Для меня все начало складываться неблагополучно три года назад, когда дикие боли толкнули по больницам, и начался весь этот бред под названием «родная советская медицина». Она и осталась советской, только прибавились еще развращенность деньгами и отсутствие профессионализма, ответственности за больного и прочие штуки из клятвы Гиппократа.
Все мы — те, кто сталкивается с тяжелой болезнью, с угрозой потери жизни или, как в моем случае, потерей движения, знаем три страшных вещи: тебе больно всегда, тебе страшно всегда и ты одинок. Всегда. Не хочу обидеть переживающих близких людей, но это так. Особенно, если мы близких пытаемся беречь, а значит — терпеть, то есть справляться в одиночку.
Так вот, когда в моей бедолажной жизни появилась «Наташа из Израиля», я перестала быть одна. Одна — против боли, страха и одиночества. Как вот это выразить в «спасибах»?
До этого у меня что только не находили… В знаменитом Центре акушерства и гинекологии РАМН уже повезли на операцию, чулки выдали и пить не давали, каталка приехала! Слава богу, что упросила, сперва, посмотреть на кресле — и тут случайно выяснилось, что оперировать нечего! То есть вообще.

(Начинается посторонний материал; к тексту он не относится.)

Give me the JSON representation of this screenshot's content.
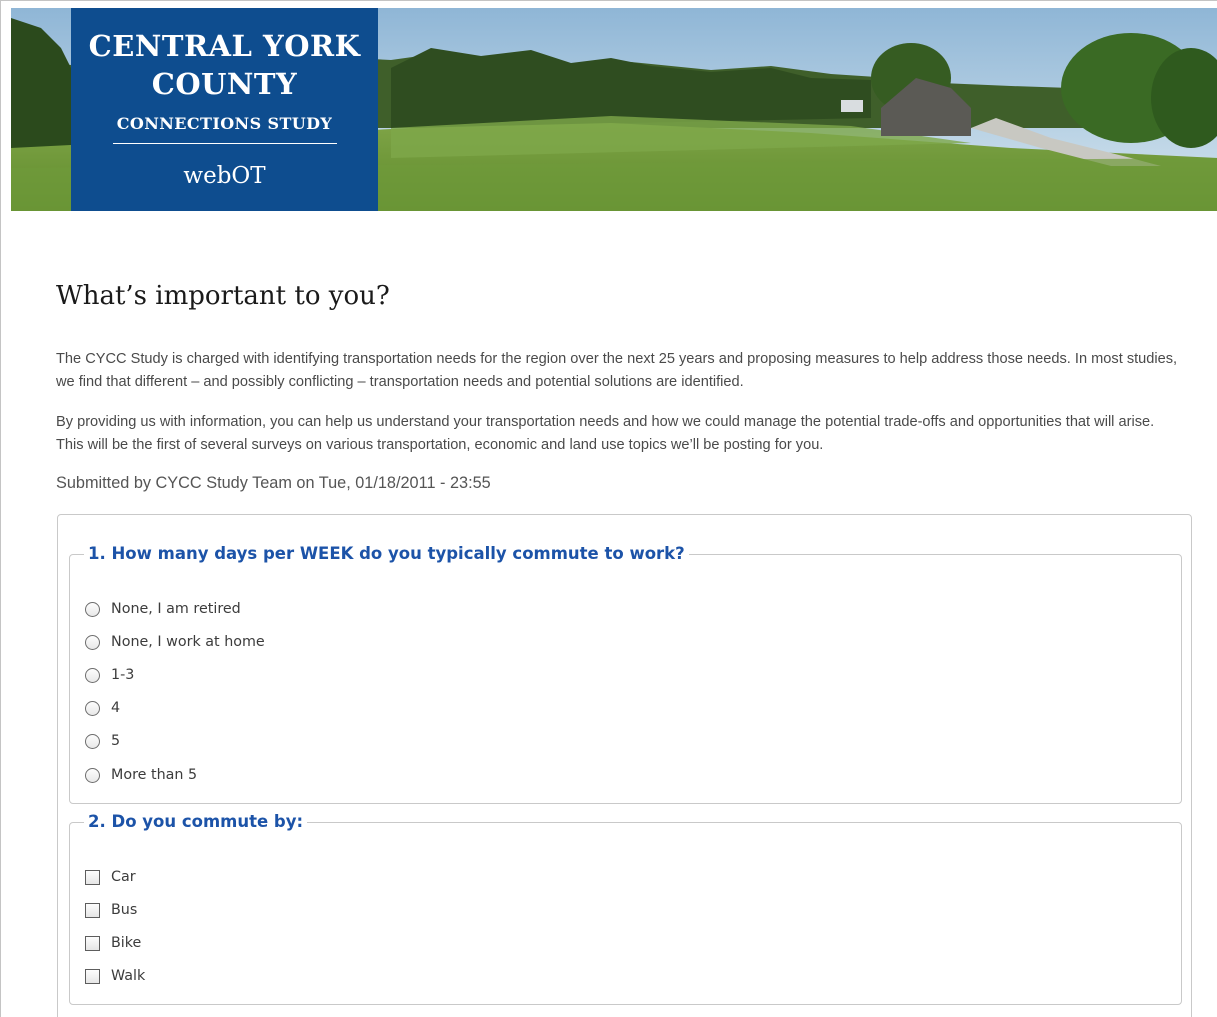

Отправили к нефрологам — мол, почки это у вас. Кстати, 4 дня в этом центре обошлись мне в 3 тысячи долларов — за это чуть не разрезали и выписали без диагноза!
Нефрологи Пироговки долго вертели-крутили, чуть тоже не разрезали, но я была уже ученая и не далась. И потому, ничего не найдя толком, меня послали… дальше. Боли в половине тела только усиливались, а я жила по принципу «пойди туда — не знаю куда, найди то — не знаю что». Наконец все сошлись на том, что это позвоночник.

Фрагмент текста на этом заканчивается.